Ahli teknologi laboratorium kesehatan yang terdiri dari para analisis kesehatan dan praktisi laboratorium lainnya harus senantiasa mengembangkan diri dalam menjawab kebutuhan masyarat akan adanya jaminan mutu terhadap hasil pengujian laboratorium dan tuntutan diberikan pelayanan yang prima.

Dalam era globalisasi, tuntutan standarisasi mutu pelayanan laboratorium tidak dapt dielakkan lagi. Peraturan perundang-undangan sudah mulai diarahkan kepada kesiapan seluruh profesi kesehatan dalam menyongsong era pasar bebas tersebut. Ahli teknologi laboratorium kesehatan Indonesia harus mampu bersaing dengan ahli-ahli teknologi laboratorium (Medical Laboratory Technologist) dari negara lain yang lebih maju.

Untuk itulah perlu disusun suatu Standar Profesi bagi para ahli teknologi laboratorium kesehatan di Indonesia.

B. Tujuan
1. Tujuan Umum

Standar profesi ini dapat menjadi acuan bagi para ahli teknologi laboratorium kesehatan Indonesia dalam berperan serta secara aktif, terarah dan terpadu bagi pembangunan nasional Indonesia.

2. Tujuan Khusus

Standar profesi ini disusun secara khusus untuk memberikan pedoman bagi para ahli teknologi laboratorium kesehatan Indonesia dalam melaksanakan tugas sebagai tenaga kesehatan dibidang pelayanan laboratorium kesehatan.

C. Pengertian
1. Definisi

Standar profesi Ahli Teknologi Laboratorium Kesehatan Indonesia adalah suatu standar bagi profesi ahli teknologi laboratorium kesehatan di Indonesia dalam menjalankan tugas profesinya untuk berperan secara aktif terarah dan terpadu bagi pembangunan nasional Indonesia

2. Batasan dan Ruang Lingkup

a. Teknologi Laboratorium Kesehatan adalah disiplin ilmu kesehatan yang memberikan perhatian terhadap semua aspek laboratoris dan analitik terhadap cairan dan jaringan tubuh manusia serta ilmu kesehatan lingkungan.

b. Ahli Teknologi Laboratorium Kesehatan adalah tenaga kesehatan dan ilmuwan berketrampilan tinggi yang melaksanakan dan mengevaluasi prosedur laboratorium dengan memanfaatkan berbagai sumber daya.

c.

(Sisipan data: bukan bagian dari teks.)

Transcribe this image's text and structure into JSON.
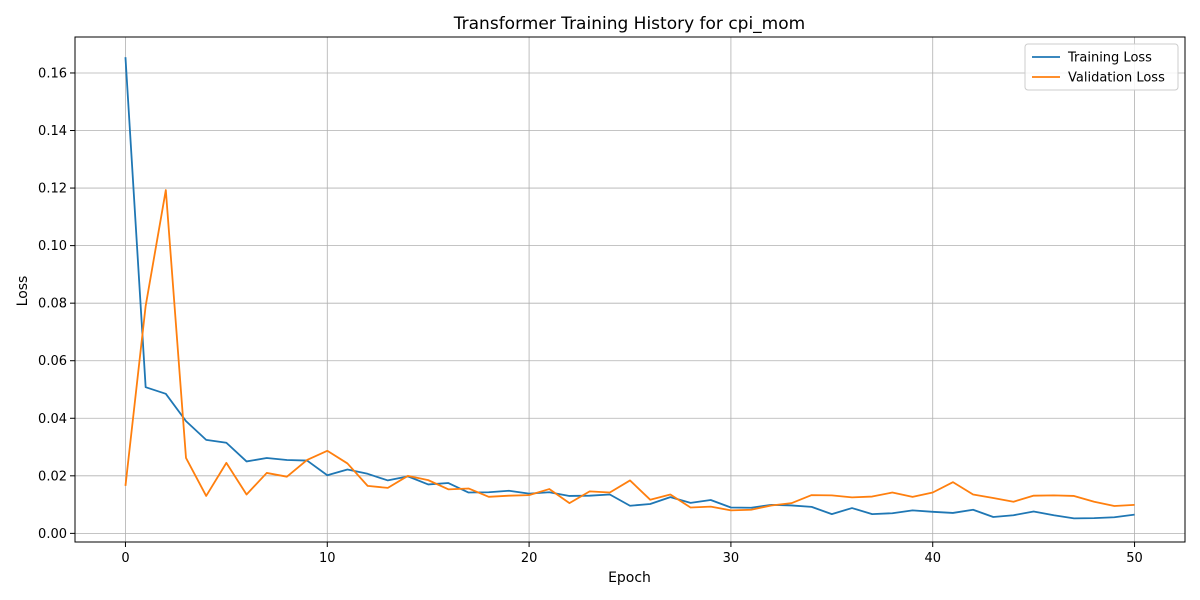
{
  "chart_data": {
    "type": "line",
    "title": "Transformer Training History for cpi_mom",
    "xlabel": "Epoch",
    "ylabel": "Loss",
    "xlim": [
      -2.5,
      52.5
    ],
    "ylim": [
      -0.003,
      0.1725
    ],
    "xticks": [
      0,
      10,
      20,
      30,
      40,
      50
    ],
    "xtick_labels": [
      "0",
      "10",
      "20",
      "30",
      "40",
      "50"
    ],
    "yticks": [
      0.0,
      0.02,
      0.04,
      0.06,
      0.08,
      0.1,
      0.12,
      0.14,
      0.16
    ],
    "ytick_labels": [
      "0.00",
      "0.02",
      "0.04",
      "0.06",
      "0.08",
      "0.10",
      "0.12",
      "0.14",
      "0.16"
    ],
    "grid": true,
    "legend_position": "top-right",
    "x": [
      0,
      1,
      2,
      3,
      4,
      5,
      6,
      7,
      8,
      9,
      10,
      11,
      12,
      13,
      14,
      15,
      16,
      17,
      18,
      19,
      20,
      21,
      22,
      23,
      24,
      25,
      26,
      27,
      28,
      29,
      30,
      31,
      32,
      33,
      34,
      35,
      36,
      37,
      38,
      39,
      40,
      41,
      42,
      43,
      44,
      45,
      46,
      47,
      48,
      49,
      50
    ],
    "series": [
      {
        "name": "Training Loss",
        "color": "#1f77b4",
        "values": [
          0.1655,
          0.0508,
          0.0485,
          0.039,
          0.0325,
          0.0315,
          0.025,
          0.0262,
          0.0255,
          0.0253,
          0.0202,
          0.0222,
          0.0207,
          0.0184,
          0.0198,
          0.017,
          0.0175,
          0.0142,
          0.0143,
          0.0148,
          0.0138,
          0.0143,
          0.013,
          0.0131,
          0.0135,
          0.0096,
          0.0102,
          0.0126,
          0.0106,
          0.0116,
          0.009,
          0.0089,
          0.0099,
          0.0097,
          0.0092,
          0.0067,
          0.0088,
          0.0067,
          0.007,
          0.008,
          0.0075,
          0.0071,
          0.0082,
          0.0057,
          0.0063,
          0.0076,
          0.0063,
          0.0052,
          0.0053,
          0.0056,
          0.0065
        ]
      },
      {
        "name": "Validation Loss",
        "color": "#ff7f0e",
        "values": [
          0.0165,
          0.079,
          0.1193,
          0.0262,
          0.013,
          0.0245,
          0.0135,
          0.021,
          0.0197,
          0.0255,
          0.0287,
          0.0243,
          0.0165,
          0.0158,
          0.02,
          0.0185,
          0.0153,
          0.0156,
          0.0127,
          0.0131,
          0.0133,
          0.0154,
          0.0105,
          0.0146,
          0.0142,
          0.0184,
          0.0117,
          0.0135,
          0.009,
          0.0093,
          0.008,
          0.0082,
          0.0097,
          0.0105,
          0.0133,
          0.0132,
          0.0125,
          0.0128,
          0.0142,
          0.0127,
          0.0142,
          0.0178,
          0.0135,
          0.0123,
          0.011,
          0.0131,
          0.0132,
          0.013,
          0.011,
          0.0095,
          0.0099
        ]
      }
    ]
  }
}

Standar Profesi Ahli Teknologi Laboratorium Kesehatan Indonesia mencakup standar kompetensi kerja yang harus dimiliki dan kode etik yang harus dilaksanakan oleh ahli teknologi laboratorium kesehatan Indonesia dalam menjalankan tugas-tugasnya sebagai tenaga kesehatan.

3. Kualifikasi Pendidikan

Kualifikasi pendidikan untuk Profesi Ahli Teknologi Laboratorium Kesehatan Indonesia adalah lulusan Sekolah Menengah Analisis Kesehatan (SMAK) atau Akademi Abalisis Kesehatan (AAK) atau Akademi Analisis Medis (AAM), atau Pendidikan Ahli Madya Analisis Kesehatan (PAM-AK) atau lulusan Pendidikan Tinggi yang berkaitan langsung dengan laboratorium kesehatan.

II. Standar Kompetensi
A. Tugas Pokok & Fungsi Ahli Teknologi Laboratorium Kesehatan

Tugas pokok Ahli Teknologi Laboratorium Kesehatan adalah melaksanakan pelayanan laboratorium kesehatan meliputi bidang Hematologi, Kimia Klinik, Mikrobiologi, Imunologi-serologi, Toksikologi, Kimia Lingkungan, Patologi Anatomi (Histopatologi, Sitopatologi, Histokimia, Imunopatologi, Patologi Molekuler), Biologi dan Fisika.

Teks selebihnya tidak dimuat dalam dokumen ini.